Jaime Tohá González
Diputado
Hablar de la Universidad de Concepción es hablar de un compromiso de los penquistas con el pluralismo, el conocimiento y la igualdad de oportunidades. Ella es fruto de un osado esfuerzo que prohombres hace ya más de un siglo realizaron para mejorar la vida de sus habitantes.
Las aspiraciones de aquella asamblea de 1917, cuyo resultado fue la dictación del Decreto Supremo 1.038 de 14 de mayo de 1920, por el cual se le concedió personalidad jurídica a la “Universidad de Concepción” corrobora la voluntad de aquellos ciudadanos ilustres. Estos hechos llenos de pasión y coraje cívico tuvieron en su centro a Enrique Molina Garmendia. Abogado, historiador, filósofo, escritor y pedagogo insigne, fue uno de los más notables académicos que Chile ha dado. Nacido en La Serena en 1871, en 1915 llega a Concepción para tomar a cargo una de las iniciativas más importantes de la historia universitaria nacional. Contra todo pronóstico y luchando más allá de sus fuerzas dio vida a la Universidad de Concepción.
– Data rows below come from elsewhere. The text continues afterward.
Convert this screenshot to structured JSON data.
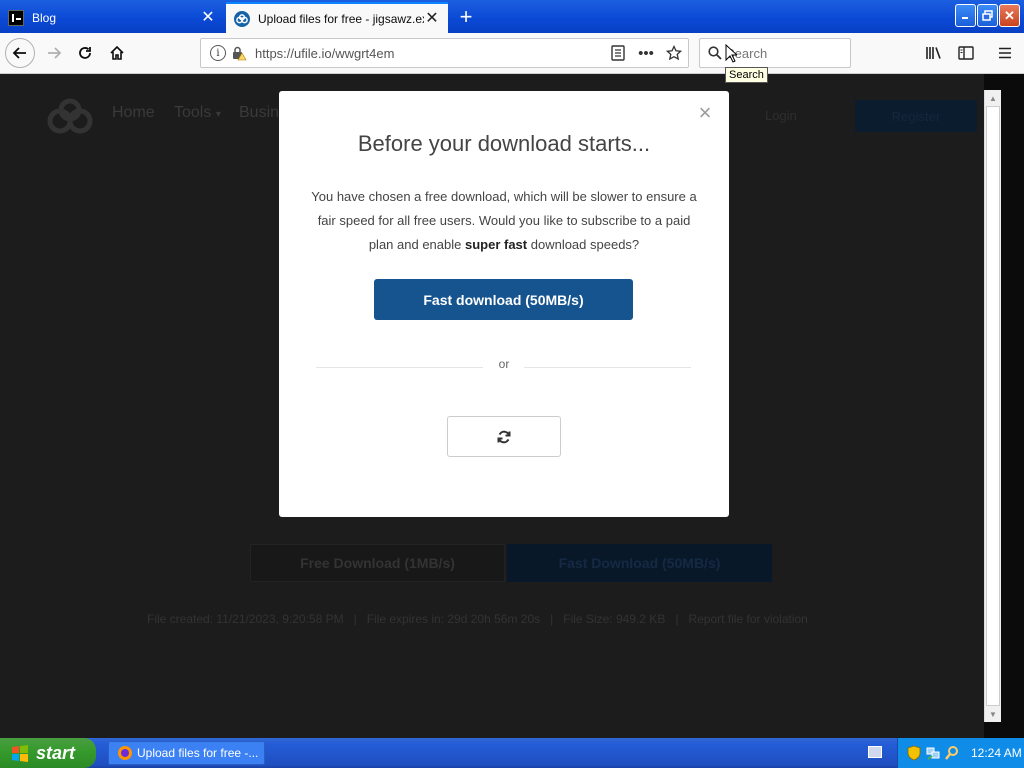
{
  "browser": {
    "tabs": [
      {
        "title": "Blog",
        "active": false
      },
      {
        "title": "Upload files for free - jigsawz.exe",
        "active": true
      }
    ],
    "url": "https://ufile.io/wwgrt4em",
    "search_placeholder": "Search",
    "tooltip": "Search"
  },
  "site": {
    "nav": {
      "home": "Home",
      "tools": "Tools",
      "business": "Busin"
    },
    "login": "Login",
    "register": "Register",
    "free_download": "Free Download (1MB/s)",
    "fast_download": "Fast Download (50MB/s)",
    "file_meta": {
      "created": "File created: 11/21/2023, 9:20:58 PM",
      "sep1": "|",
      "expires": "File expires in: 29d 20h 56m 20s",
      "sep2": "|",
      "size": "File Size: 949.2 KB",
      "sep3": "|",
      "report": "Report file for violation"
    }
  },
  "modal": {
    "title": "Before your download starts...",
    "body_part1": "You have chosen a free download, which will be slower to ensure a fair speed for all free users. Would you like to subscribe to a paid plan and enable ",
    "body_bold": "super fast",
    "body_part2": " download speeds?",
    "fast_button": "Fast download (50MB/s)",
    "or": "or",
    "close": "×"
  },
  "taskbar": {
    "start": "start",
    "task": "Upload files for free -...",
    "clock": "12:24 AM"
  },
  "colors": {
    "firefox_accent": "#0a84ff",
    "modal_button": "#16548f",
    "xp_taskbar": "#245dd7",
    "xp_start": "#379b2d"
  }
}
“El comité pro universidad” presidido por él, y al margen de toda normativa, no esperó el acto estatal de autorización y sin más puso en marcha el proyecto. Después de vivir un siglo, podemos decir que esta institución es un motivo de orgullo para Chile y además ha sido cuna de algunos de los más importantes profesionales, intelectuales y maestros que haya dado nuestra nación.
Enrique Molina, representa lo mejor del Estado Docente chileno, y lo más alto de una nación que a partir de esfuerzos colectivos buscó abrir paso en favor de las regiones a un acceso universal al conocimiento y a una educación pública de calidad.
Al cumplir apenas diez años la Universidad, Enrique Molina en su discurso recordaba: “Volvía de visitar las magníficas universidades estadounidenses y al ver aquí tanta pobreza, se me encogió el alma. Sentí de una manera atormentadora la enorme responsabilidad que echábamos sobre nosotros con abrir nuestras aulas y aceptar en ellas más de un centenar de jóvenes que confiadamente ponían en nuestras manos sus destinos.
¿Seríamos capaces de corresponder a la buena fe de esas almas adolescentes? ¿Podríamos, como eran nuestros deseos, conducirlos hasta el fin?” Después de vivir un siglo, podemos decir con orgullo que su legado transita calmo hacia el porvenir en las manos de miles de jóvenes, y en las aulas de la Universidad que él mismo viera nacer.